Lafferty's oldest son was the first of her four kids to get inoculated with the vaccine. She had concerns over what he had been exposed to after leaving home for a short while as a teen.

In fact, she took him in for the shot long before it was even approved for men.

While she opted not to tell her younger children what the vaccine was for, she did discuss the topic with her older son.

"I told my 18 year old at the time when he got his, this is not a permission for you to go out and have sex.  It's not permission to experiment.  This is you having a shot, so when they time comes two months from now, 10 years from now, that happens, you are protected," Lafferty said.

"The recommendation is to try and get people before they're sexually active.  But certainly you can get the vaccine even if you've already contracted the disease or warts, you can still get it," Dr. Peters said.

Another concern many have with making the vaccine available to men, cost efficiency.  Data suggests it costs about $500 for the three injections and office visits.

While still not every insurance carrier covers the series, It is more widely accepted now that the FDA has approved the vaccine for males.

Lafferty says her policy did take care of the bulk of the cost. But even if it had not, there's no question she still would've opted to get the vaccine for her kids.

"I would absolutely positively get it for your child," she said.

"I believe every family needs to weigh the risks and benefits of the vaccine but there are only two vaccines available that can prevent cancer.  Hepatitis B and HPV so it's definitely something to consider," Stephenson said.

Most of the vaccines at the Wichita Falls Wichita County Public Health District go through the Vaccines for Children Program. That means the cost is on a sliding scale.  The policies are in place to start administering the vaccine to males but they are still waiting for the final approval.  Health district officials say they expect that to happen any day.

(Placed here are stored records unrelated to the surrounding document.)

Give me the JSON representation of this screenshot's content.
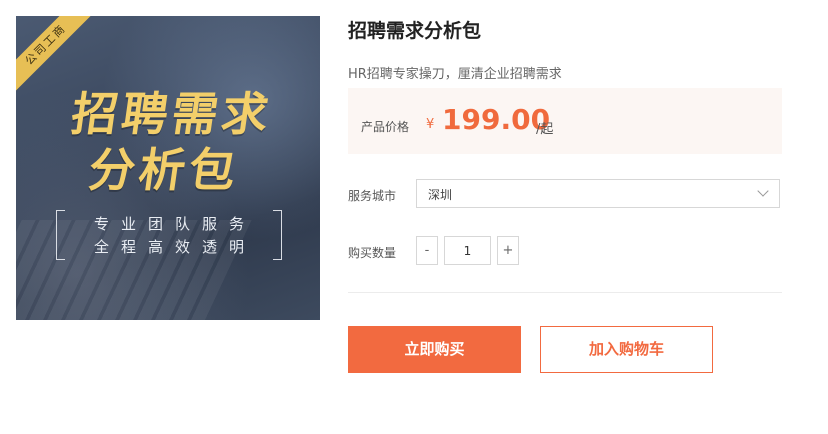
{
  "product": {
    "title": "招聘需求分析包",
    "subtitle": "HR招聘专家操刀，厘清企业招聘需求",
    "image": {
      "ribbon_text": "公司工商",
      "headline_line1": "招聘需求",
      "headline_line2": "分析包",
      "tagline_line1": "专业团队服务",
      "tagline_line2": "全程高效透明"
    }
  },
  "price": {
    "label": "产品价格",
    "currency": "¥",
    "value": "199.00",
    "unit": "/起"
  },
  "city": {
    "label": "服务城市",
    "selected": "深圳"
  },
  "quantity": {
    "label": "购买数量",
    "minus": "-",
    "value": "1",
    "plus": "+"
  },
  "actions": {
    "buy_now": "立即购买",
    "add_to_cart": "加入购物车"
  },
  "colors": {
    "accent": "#f26a40",
    "price_bg": "#fcf6f3",
    "headline_gold": "#f3cf6a"
  }
}
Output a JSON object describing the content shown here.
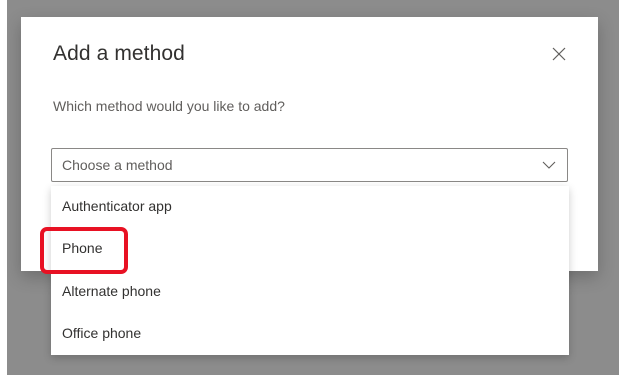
{
  "dialog": {
    "title": "Add a method",
    "question": "Which method would you like to add?",
    "close_icon": "close-icon"
  },
  "method_select": {
    "placeholder": "Choose a method",
    "chevron_icon": "chevron-down-icon",
    "options": [
      {
        "label": "Authenticator app"
      },
      {
        "label": "Phone"
      },
      {
        "label": "Alternate phone"
      },
      {
        "label": "Office phone"
      }
    ]
  },
  "annotation": {
    "highlight_color": "#e81123",
    "highlighted_option": "Phone"
  }
}
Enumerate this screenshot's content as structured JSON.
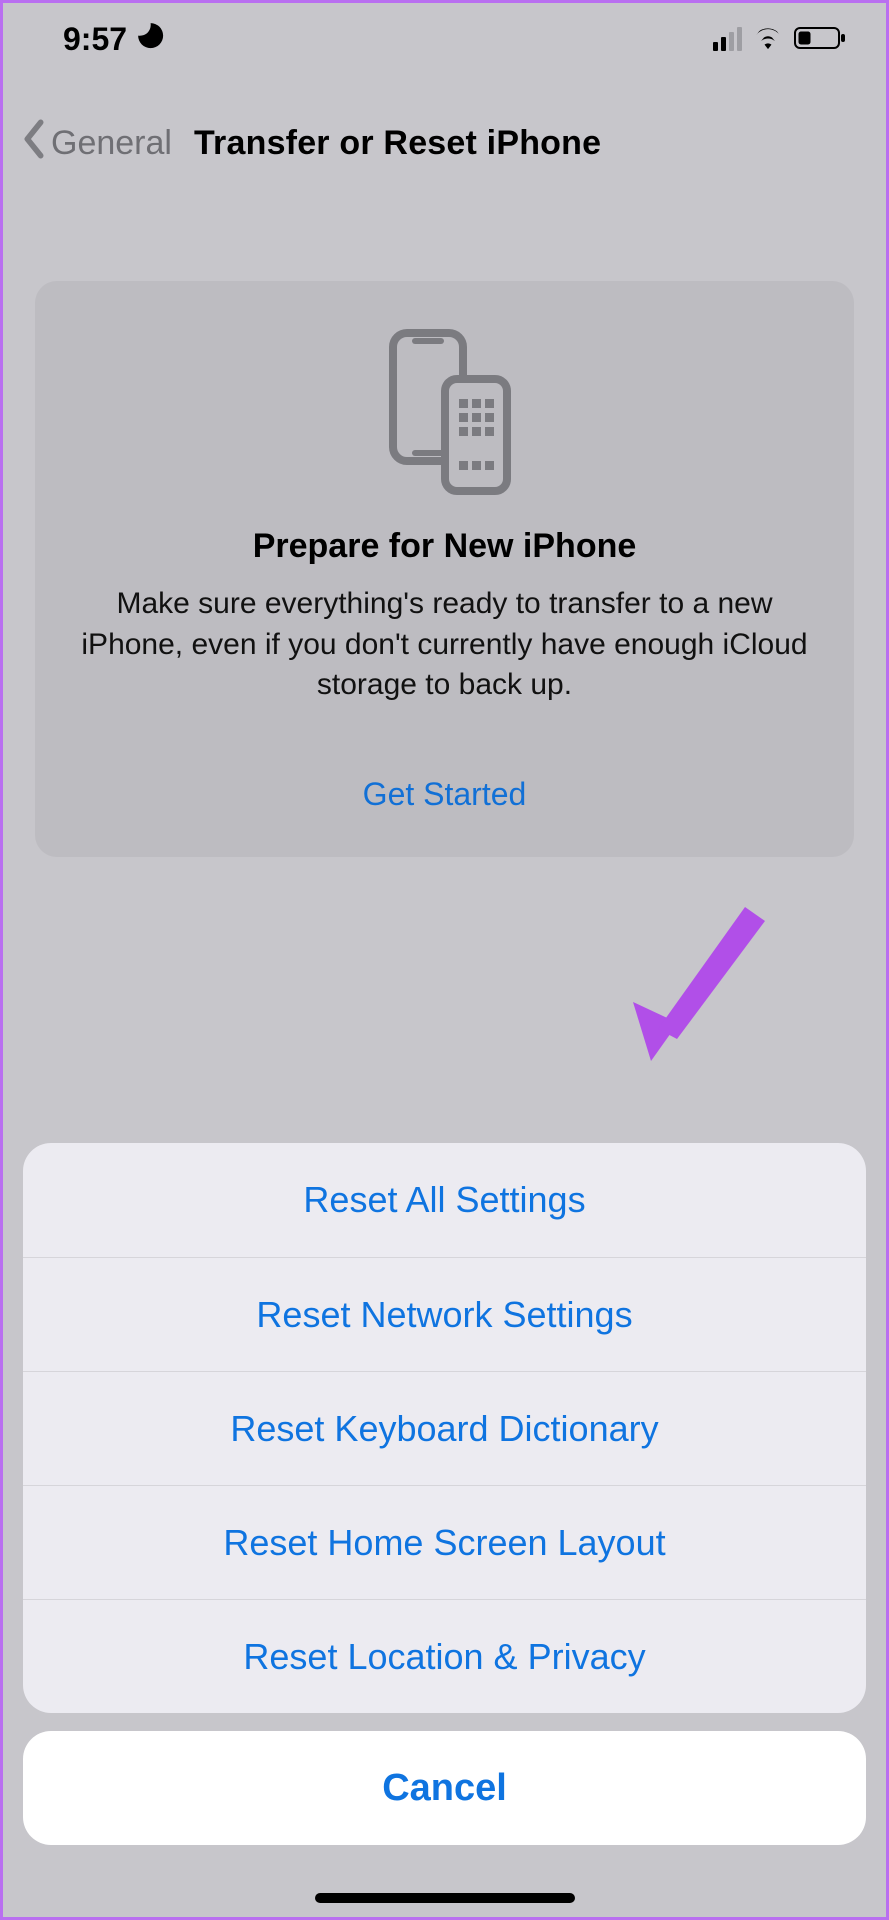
{
  "colors": {
    "accent": "#0f74e0",
    "annotation": "#b14fe8"
  },
  "statusbar": {
    "time": "9:57"
  },
  "nav": {
    "back_label": "General",
    "title": "Transfer or Reset iPhone"
  },
  "card": {
    "title": "Prepare for New iPhone",
    "description": "Make sure everything's ready to transfer to a new iPhone, even if you don't currently have enough iCloud storage to back up.",
    "cta": "Get Started"
  },
  "sheet": {
    "options": [
      "Reset All Settings",
      "Reset Network Settings",
      "Reset Keyboard Dictionary",
      "Reset Home Screen Layout",
      "Reset Location & Privacy"
    ],
    "cancel": "Cancel"
  },
  "annotation": {
    "target_option_index": 0
  }
}
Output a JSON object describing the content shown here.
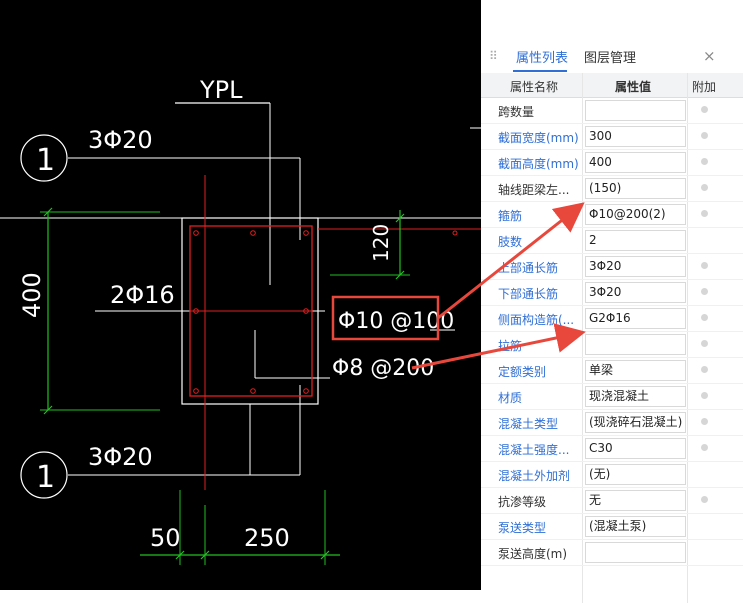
{
  "drawing": {
    "beam_label": "YPL",
    "axis_label_top": "1",
    "axis_label_bottom": "1",
    "top_rebar": "3Φ20",
    "bottom_rebar": "3Φ20",
    "side_rebar": "2Φ16",
    "stirrup_highlight": "Φ10 @100",
    "stirrup_plain": "Φ8 @200",
    "dim_height": "400",
    "dim_offset": "120",
    "dim_left": "50",
    "dim_width": "250"
  },
  "panel": {
    "tabs": [
      {
        "label": "属性列表"
      },
      {
        "label": "图层管理"
      }
    ],
    "close_glyph": "×",
    "drag_glyph": "⠿",
    "columns": {
      "name": "属性名称",
      "value": "属性值",
      "extra": "附加"
    },
    "rows": [
      {
        "name": "跨数量",
        "value": "",
        "dot": true
      },
      {
        "name": "截面宽度(mm)",
        "value": "300",
        "dot": true
      },
      {
        "name": "截面高度(mm)",
        "value": "400",
        "dot": true
      },
      {
        "name": "轴线距梁左...",
        "value": "(150)",
        "dot": true
      },
      {
        "name": "箍筋",
        "value": "Φ10@200(2)",
        "dot": true
      },
      {
        "name": "肢数",
        "value": "2",
        "dot": false
      },
      {
        "name": "上部通长筋",
        "value": "3Φ20",
        "dot": true
      },
      {
        "name": "下部通长筋",
        "value": "3Φ20",
        "dot": true
      },
      {
        "name": "侧面构造筋(...",
        "value": "G2Φ16",
        "dot": true
      },
      {
        "name": "拉筋",
        "value": "",
        "dot": true
      },
      {
        "name": "定额类别",
        "value": "单梁",
        "dot": true
      },
      {
        "name": "材质",
        "value": "现浇混凝土",
        "dot": true
      },
      {
        "name": "混凝土类型",
        "value": "(现浇碎石混凝土)",
        "dot": true
      },
      {
        "name": "混凝土强度...",
        "value": "C30",
        "dot": true
      },
      {
        "name": "混凝土外加剂",
        "value": "(无)",
        "dot": false
      },
      {
        "name": "抗渗等级",
        "value": "无",
        "dot": true
      },
      {
        "name": "泵送类型",
        "value": "(混凝土泵)",
        "dot": false
      },
      {
        "name": "泵送高度(m)",
        "value": "",
        "dot": false
      }
    ]
  },
  "colors": {
    "cad_background": "#000000",
    "rebar_red": "#e02020",
    "dimension_green": "#22c022",
    "arrow_red": "#e8473c",
    "link_blue": "#2f6fd6"
  }
}
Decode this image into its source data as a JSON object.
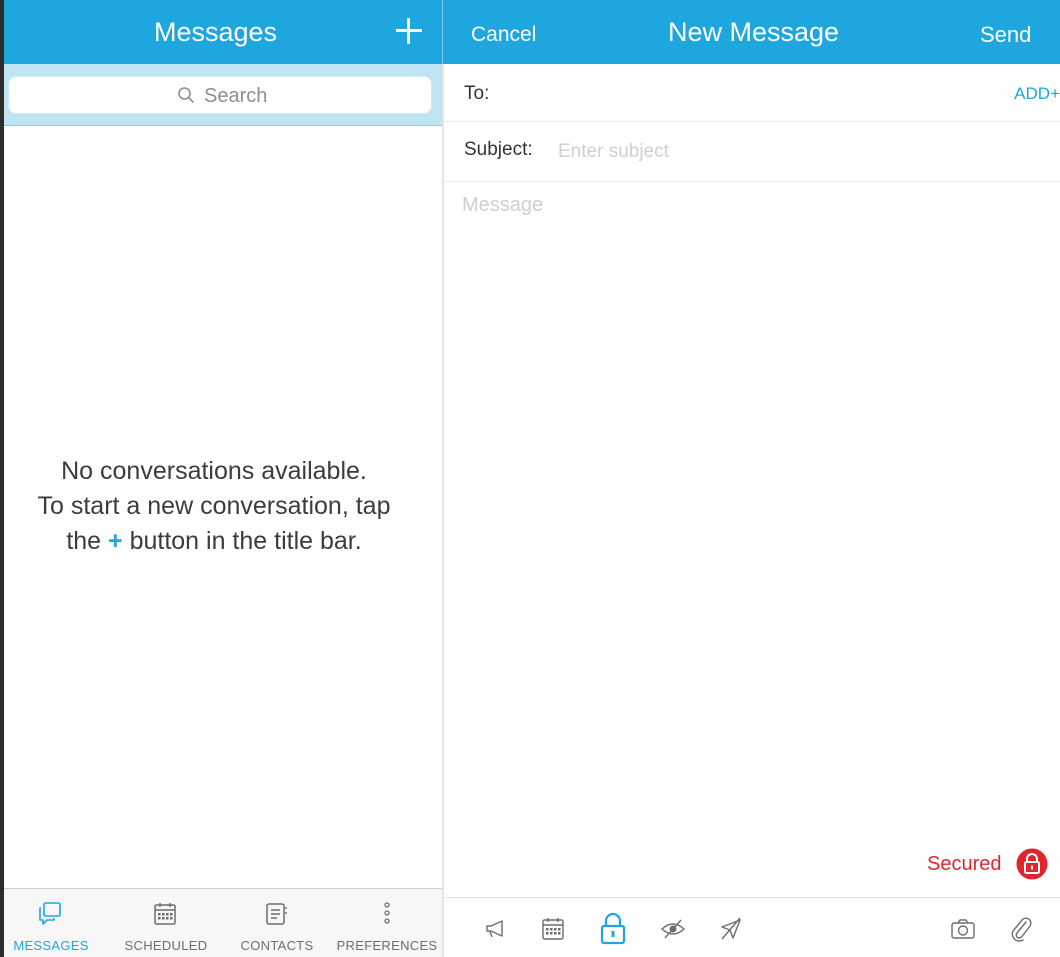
{
  "left_header": {
    "title": "Messages",
    "new_button_icon": "plus-icon"
  },
  "right_header": {
    "cancel_label": "Cancel",
    "title": "New Message",
    "send_label": "Send"
  },
  "search": {
    "placeholder": "Search",
    "icon": "search-icon"
  },
  "empty_state": {
    "line1": "No conversations available.",
    "line2": "To start a new conversation, tap",
    "line3_before": "the ",
    "line3_plus": "+",
    "line3_after": " button in the title bar."
  },
  "tabs": [
    {
      "label": "MESSAGES",
      "icon": "messages-icon",
      "active": true
    },
    {
      "label": "SCHEDULED",
      "icon": "calendar-icon",
      "active": false
    },
    {
      "label": "CONTACTS",
      "icon": "contacts-icon",
      "active": false
    },
    {
      "label": "PREFERENCES",
      "icon": "more-vertical-icon",
      "active": false
    }
  ],
  "compose": {
    "to_label": "To:",
    "add_label": "ADD+",
    "subject_label": "Subject:",
    "subject_placeholder": "Enter subject",
    "message_placeholder": "Message",
    "secured_label": "Secured",
    "secured_icon": "lock-icon"
  },
  "compose_tools": [
    {
      "icon": "megaphone-icon"
    },
    {
      "icon": "calendar-icon"
    },
    {
      "icon": "lock-icon",
      "active": true
    },
    {
      "icon": "eye-off-icon"
    },
    {
      "icon": "location-off-icon"
    },
    {
      "icon": "camera-icon"
    },
    {
      "icon": "paperclip-icon"
    }
  ],
  "colors": {
    "accent": "#1ea7df",
    "secured": "#e0262c",
    "search_strip": "#bfe4f4"
  }
}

The same is true for Sheppard Air Force Base.  At this time, they do offer Gardasil for females who request it, but are waiting for the green light from higher authorities before they begin administering the vaccine to males.

We found out since Fort Sill started giving out the vaccine a little more than two years ago, it has ordered enough to provide the series to about 360 patients.

They have only given the vaccine to females and it is not administered to basic training soldiers as one of their initial entry vaccines, only upon request.

The HPV vaccine is on the government's recommended vaccination list for 2010, but it is not required.